IOPS good practices in risk management of alternative investment

04 February 2008



The International Organisation of Pension Supervisors released a set of good practices relating to the risk management of alternative investments by pension funds. The document is directed at pension supervisory authorities to aid them in their assessment of whether the pension funds under their jurisdiction are managing their alternative investments adequately.

 

The increasing use of alternative investment forms, such as (funds of) hedge funds and private equity, are developments pension fund supervisory authorities should be alert to, IOPS states. As pension entities are placing a share of their capital in these types of instrument, the potential risks flowing from these products justify specific attention from supervisory authorities.

 

Pension fund supervisory authorities recognize that riskier strategies are often inherent in alternative investments, given they were initially designed for high-net worth individuals, IOPS writes.

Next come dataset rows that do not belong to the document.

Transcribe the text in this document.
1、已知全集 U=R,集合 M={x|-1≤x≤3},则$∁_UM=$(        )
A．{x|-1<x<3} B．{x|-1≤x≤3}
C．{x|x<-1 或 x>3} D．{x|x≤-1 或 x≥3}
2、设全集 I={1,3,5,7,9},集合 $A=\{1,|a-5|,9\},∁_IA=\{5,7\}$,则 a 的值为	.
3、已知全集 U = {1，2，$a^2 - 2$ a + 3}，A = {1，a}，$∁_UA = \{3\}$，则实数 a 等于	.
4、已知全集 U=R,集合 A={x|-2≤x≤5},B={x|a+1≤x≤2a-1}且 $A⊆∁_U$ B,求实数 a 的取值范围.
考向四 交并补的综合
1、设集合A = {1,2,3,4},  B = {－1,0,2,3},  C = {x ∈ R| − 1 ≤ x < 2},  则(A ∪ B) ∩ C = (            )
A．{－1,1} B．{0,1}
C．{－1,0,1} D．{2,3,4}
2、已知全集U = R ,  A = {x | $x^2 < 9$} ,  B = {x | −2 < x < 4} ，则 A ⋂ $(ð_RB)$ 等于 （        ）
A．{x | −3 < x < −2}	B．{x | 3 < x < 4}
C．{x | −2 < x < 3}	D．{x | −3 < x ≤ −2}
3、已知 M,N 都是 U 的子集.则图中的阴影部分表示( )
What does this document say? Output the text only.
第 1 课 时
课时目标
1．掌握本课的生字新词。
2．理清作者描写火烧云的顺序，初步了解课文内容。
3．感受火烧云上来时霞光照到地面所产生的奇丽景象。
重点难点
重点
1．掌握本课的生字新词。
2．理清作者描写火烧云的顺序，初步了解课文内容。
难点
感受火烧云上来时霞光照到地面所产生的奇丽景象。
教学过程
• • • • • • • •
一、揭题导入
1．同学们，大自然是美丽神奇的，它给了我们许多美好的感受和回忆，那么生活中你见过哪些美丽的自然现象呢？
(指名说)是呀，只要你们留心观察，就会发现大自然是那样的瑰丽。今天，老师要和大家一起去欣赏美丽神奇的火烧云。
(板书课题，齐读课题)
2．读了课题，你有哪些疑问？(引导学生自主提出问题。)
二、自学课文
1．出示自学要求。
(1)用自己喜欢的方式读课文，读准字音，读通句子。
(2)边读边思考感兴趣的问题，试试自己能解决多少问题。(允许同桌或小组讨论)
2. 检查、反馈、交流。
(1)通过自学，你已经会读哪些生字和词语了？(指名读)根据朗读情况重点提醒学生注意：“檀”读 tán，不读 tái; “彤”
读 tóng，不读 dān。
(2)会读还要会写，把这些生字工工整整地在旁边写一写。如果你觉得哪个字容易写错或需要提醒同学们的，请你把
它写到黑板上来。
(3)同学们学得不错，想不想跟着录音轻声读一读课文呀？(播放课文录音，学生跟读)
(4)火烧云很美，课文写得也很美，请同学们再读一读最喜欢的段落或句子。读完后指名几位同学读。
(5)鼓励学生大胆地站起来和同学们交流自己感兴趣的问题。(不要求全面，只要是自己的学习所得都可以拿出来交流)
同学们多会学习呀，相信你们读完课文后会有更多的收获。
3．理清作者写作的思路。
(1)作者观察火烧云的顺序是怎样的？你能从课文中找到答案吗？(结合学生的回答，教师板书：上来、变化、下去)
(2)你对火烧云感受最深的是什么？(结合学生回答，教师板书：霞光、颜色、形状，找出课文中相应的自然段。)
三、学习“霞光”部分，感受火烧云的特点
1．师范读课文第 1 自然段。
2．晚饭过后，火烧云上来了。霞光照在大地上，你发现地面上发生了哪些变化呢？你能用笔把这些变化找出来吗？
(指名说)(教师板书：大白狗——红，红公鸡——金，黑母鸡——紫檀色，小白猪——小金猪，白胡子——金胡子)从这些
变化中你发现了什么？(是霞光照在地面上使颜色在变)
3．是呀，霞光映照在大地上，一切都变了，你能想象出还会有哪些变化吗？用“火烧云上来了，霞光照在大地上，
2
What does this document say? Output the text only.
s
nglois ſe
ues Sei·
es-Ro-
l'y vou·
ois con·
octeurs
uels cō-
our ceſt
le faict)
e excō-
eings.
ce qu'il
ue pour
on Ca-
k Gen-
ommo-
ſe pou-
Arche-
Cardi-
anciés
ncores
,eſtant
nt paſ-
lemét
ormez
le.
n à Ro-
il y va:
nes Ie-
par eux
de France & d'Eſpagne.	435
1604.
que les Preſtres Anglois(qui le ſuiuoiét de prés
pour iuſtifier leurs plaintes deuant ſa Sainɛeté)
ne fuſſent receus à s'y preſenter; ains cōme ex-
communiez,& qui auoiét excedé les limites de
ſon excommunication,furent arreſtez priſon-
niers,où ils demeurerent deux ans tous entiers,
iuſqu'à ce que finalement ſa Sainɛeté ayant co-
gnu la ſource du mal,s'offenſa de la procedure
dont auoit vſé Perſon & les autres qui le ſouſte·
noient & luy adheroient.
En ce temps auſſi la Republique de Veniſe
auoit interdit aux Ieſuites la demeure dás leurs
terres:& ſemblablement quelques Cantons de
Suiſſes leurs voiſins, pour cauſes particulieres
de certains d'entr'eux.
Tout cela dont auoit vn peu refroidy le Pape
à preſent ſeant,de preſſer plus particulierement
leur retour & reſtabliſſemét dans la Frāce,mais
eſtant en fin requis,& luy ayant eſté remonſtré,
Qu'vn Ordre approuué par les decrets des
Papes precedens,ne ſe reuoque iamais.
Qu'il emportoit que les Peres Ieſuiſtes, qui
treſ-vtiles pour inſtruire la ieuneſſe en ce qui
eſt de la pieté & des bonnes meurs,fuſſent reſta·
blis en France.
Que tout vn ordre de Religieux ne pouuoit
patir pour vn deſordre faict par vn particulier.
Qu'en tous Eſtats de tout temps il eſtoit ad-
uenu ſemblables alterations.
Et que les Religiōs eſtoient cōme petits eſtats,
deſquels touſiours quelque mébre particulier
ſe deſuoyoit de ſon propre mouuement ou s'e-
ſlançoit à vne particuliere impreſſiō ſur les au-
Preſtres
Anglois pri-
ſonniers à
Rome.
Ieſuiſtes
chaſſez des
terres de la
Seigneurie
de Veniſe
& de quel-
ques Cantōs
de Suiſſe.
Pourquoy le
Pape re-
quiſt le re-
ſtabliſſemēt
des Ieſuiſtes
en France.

Such investments (…) require careful scrutiny and analysis, and in many cases, more rigorous review and monitoring than most traditional products, it continues.

 

The supervisory efforts with respect to the risk management for alternative investments should be concentrated in those areas where problems are most likely to occur and the impact of problems is most likely to be extensive. A limited allocation to alternative investments should not automatically be associated with a substantial increase in the risk profile – indeed ‘traditional’ investment forms may carry a similar or even a higher risk.